Adx Disclosure Rules

By 29 Eylül 2022 No Comments

The Securities and Commodities Authority (SCA) recently issued amended market disclosure rules that mainly concern shares of companies listed on the Dubai Financial Market (DFM) or the Abu Dhabi Securities Exchange (ADX). The new rules mainly amend Decision No (3/R) of 2000 on disclosure and transparency rules (disclosure and transparency rules) by strengthening the early warning regime in order to inform the market about stakeholder training in DFM/ADX companies. The new rules appear to have been released in response to recent equity investment activities in Arabtec Holding PJSC, which took the market by surprise. These guidelines help companies disclose ESG measures on environmental, sustainability and governance issues. The report`s 31 key performance indicators (KPIs) are assigned to both the Global Reporting Initiative (GRI) and the Sustainable Development Goals (SDGs). The new rules also include a change to the SCA rules for listing securities and commodities. Article 17 of this Regulation prohibits the chairman, the members of the board of directors, the managing director and any other employee of an undertaking listed on dfM/ADX from carrying out transactions in the securities of such an undertaking unless the proposed transaction has been disclosed to the market, including the quantities and prices of the securities which are the subject of the transaction and the prior approval of the market manager for the transaction in question has was obtained. Obtained. The new rules broaden the scope of this rule by requiring the disclosure of all transactions in securities of parent companies, subsidiaries or affiliates of companies listed in DFM/ADX, provided that they are also listed on the stock exchange themselves. As amended, this new regulation would not require the disclosure of transactions in group companies, unless those group companies are also listed on the ADX/DFM. This is unusual because the 10% rule mentioned above applies to investments in the group companies of companies listed in DFM / ADX and does not also require the listing of other companies in the group. The ADX notes that the investor community often interprets the lack of disclosure of key sustainability indicators as a signal that a company may not be able to mitigate sustainability risks or seize opportunities.

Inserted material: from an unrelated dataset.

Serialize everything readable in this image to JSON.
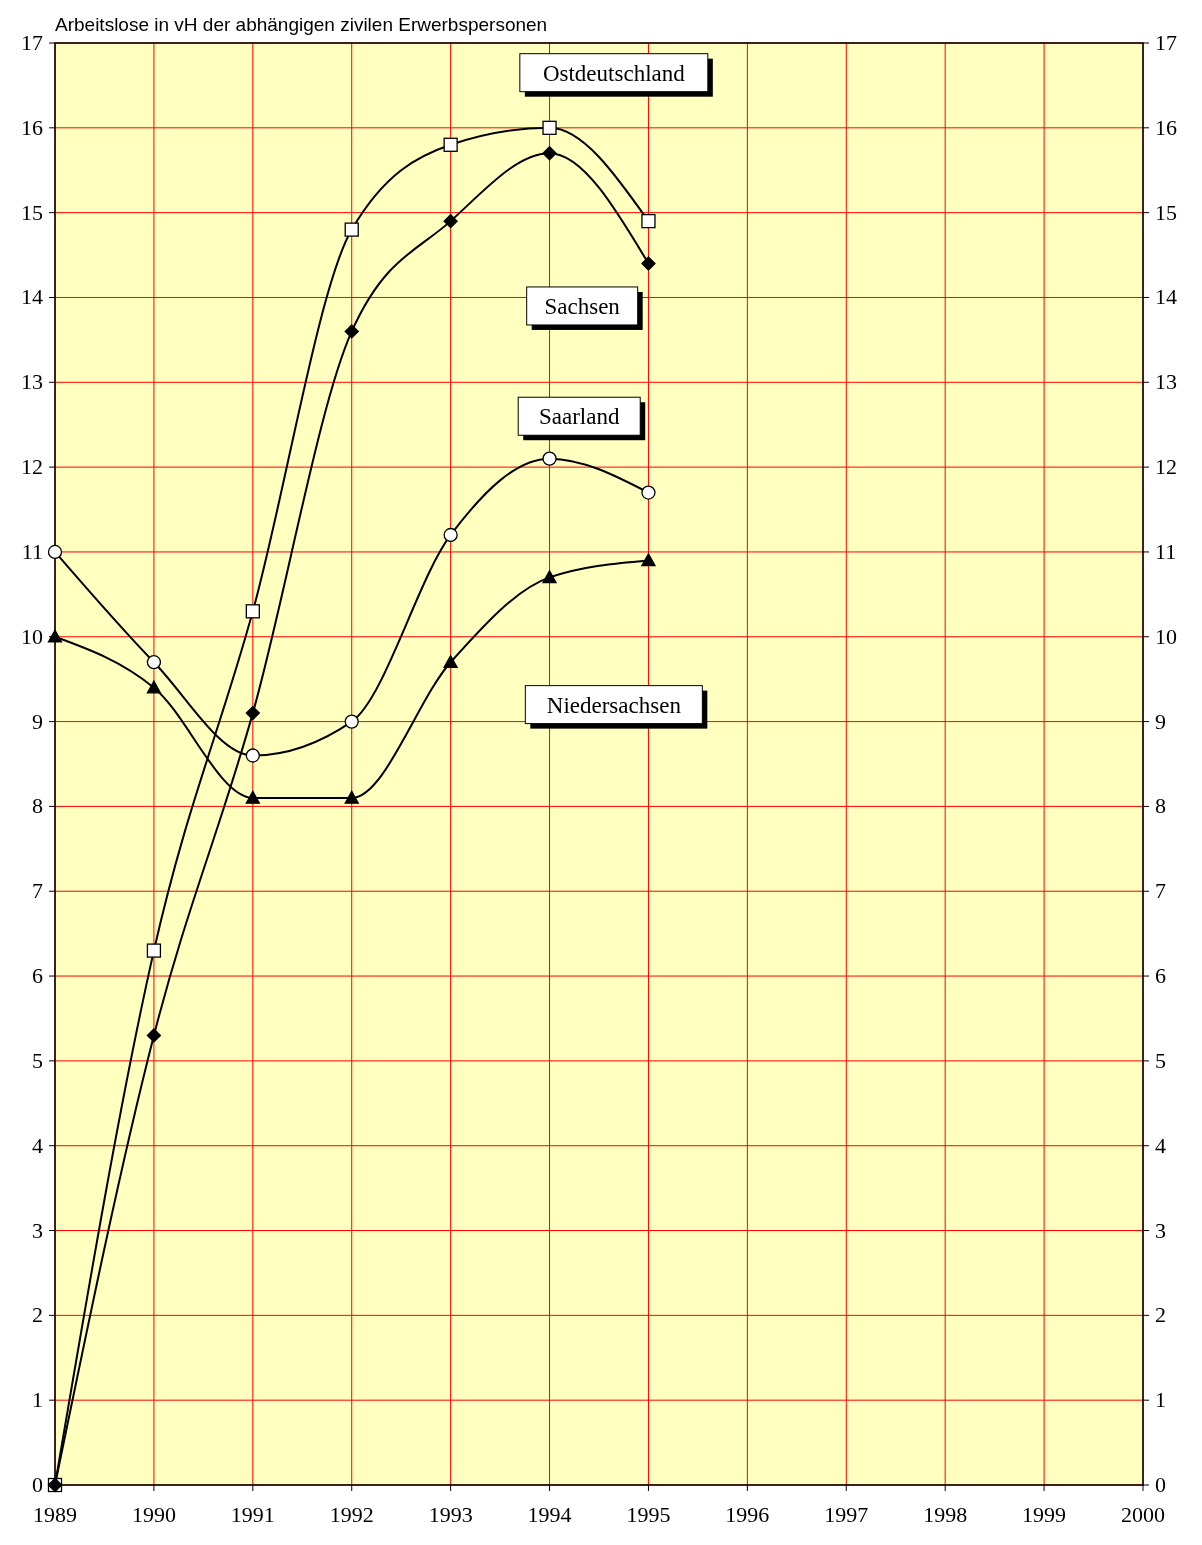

It also highlights its importance in improving the competitiveness of enterprises by understanding the needs of business stakeholders in order to increase market competitiveness. Under the previous rules, natural persons, as well as their minor children, as well as sole proprietorships (but without pooling the holdings of their affiliated companies), had to disclose to the market their ownership of 5% or more of the shares of a company listed on the DFM/ADX. This rule has been amended to require the disclosure of 5% of the shares of DFM/ADX listed companies held in total by companies or their affiliates, which include parent companies, subsidiaries or other companies belonging to the same group. There are no guidelines on what constitutes membership in the same group of companies, but we believe that co-ownership is probably sufficient. Despite the uncertainty about the definition of group companies, this is a sensible change to prevent companies from circumventing the disclosure regime through share purchases by affiliates. These rules, in turn, are in line with the recommendations of the Sustainable Stock Exchange Initiative (SSE) and the World Federation of Exchanges (WFE), of which ADX is a member. The Abu Dhabi Securities Exchange (ADX) announced in July that it had issued a directive on disclosure of the social environment and governance (ESG) for listed companies. The introduction of this set of 31 KPIs is in line with the ADX strategy, which aims to support economic growth while creating a sustainable business environment and encouraging the business community to adopt social sustainability practices. According to the ADX initiative, listed companies are required to submit an independent sustainability report because these reports comply with GRI standards. Sustainability reports provide the company`s environmental, social and business disclosure content in one place and address the need for environmental and social information and governance in relation to investors and other stakeholders such as consumers and civil society. Recent rule changes set out in this Customer Advisory impede the ability of corporate groups to implicitly constitute significant interests in companies listed in DFM/ADX or to acquire control of such companies below a base 10% stake.

Timely disclosure of changes in significant holdings should enhance investor confidence and warn investors of impending changes in control. The next step will be for the UAE to introduce a meaningful shareholder-focused regime to regulate changes in the control of DFM/ADX companies. The Abu Dhabi Securities Exchange (ADX) has issued a set of ESG disclosure guidelines for listed companies. Under the previous rules, all natural persons and sole proprietorships that held 10% or more of the shares of a company listed on the DFM/ADX had to immediately inform the market of any intention to acquire 20% or more of the shares of the same company and give the DFM/ADX the right, after consultation with the SCA, to prohibit the acquisition, if this would harm the interests of the national economy. The new rule lowers the basic requirement for a 10% stake, aggregates the holdings of corporate groups (as amended by the 5% rule discussed above) and provides for a new disclosure threshold of 30%. In addition, DFM/ADX have the possibility to block such a transaction if the exchange determines that the acquisition would harm the interests of the exchange itself or the national economy. These are sensible changes that bring the UAE closer to many other jurisdictions. However, it would be preferable for shareholders to have the opportunity to decide on a transaction with a change of control or otherwise participate in it, rather than the regulator of an exchange having broad discretion to block a transaction.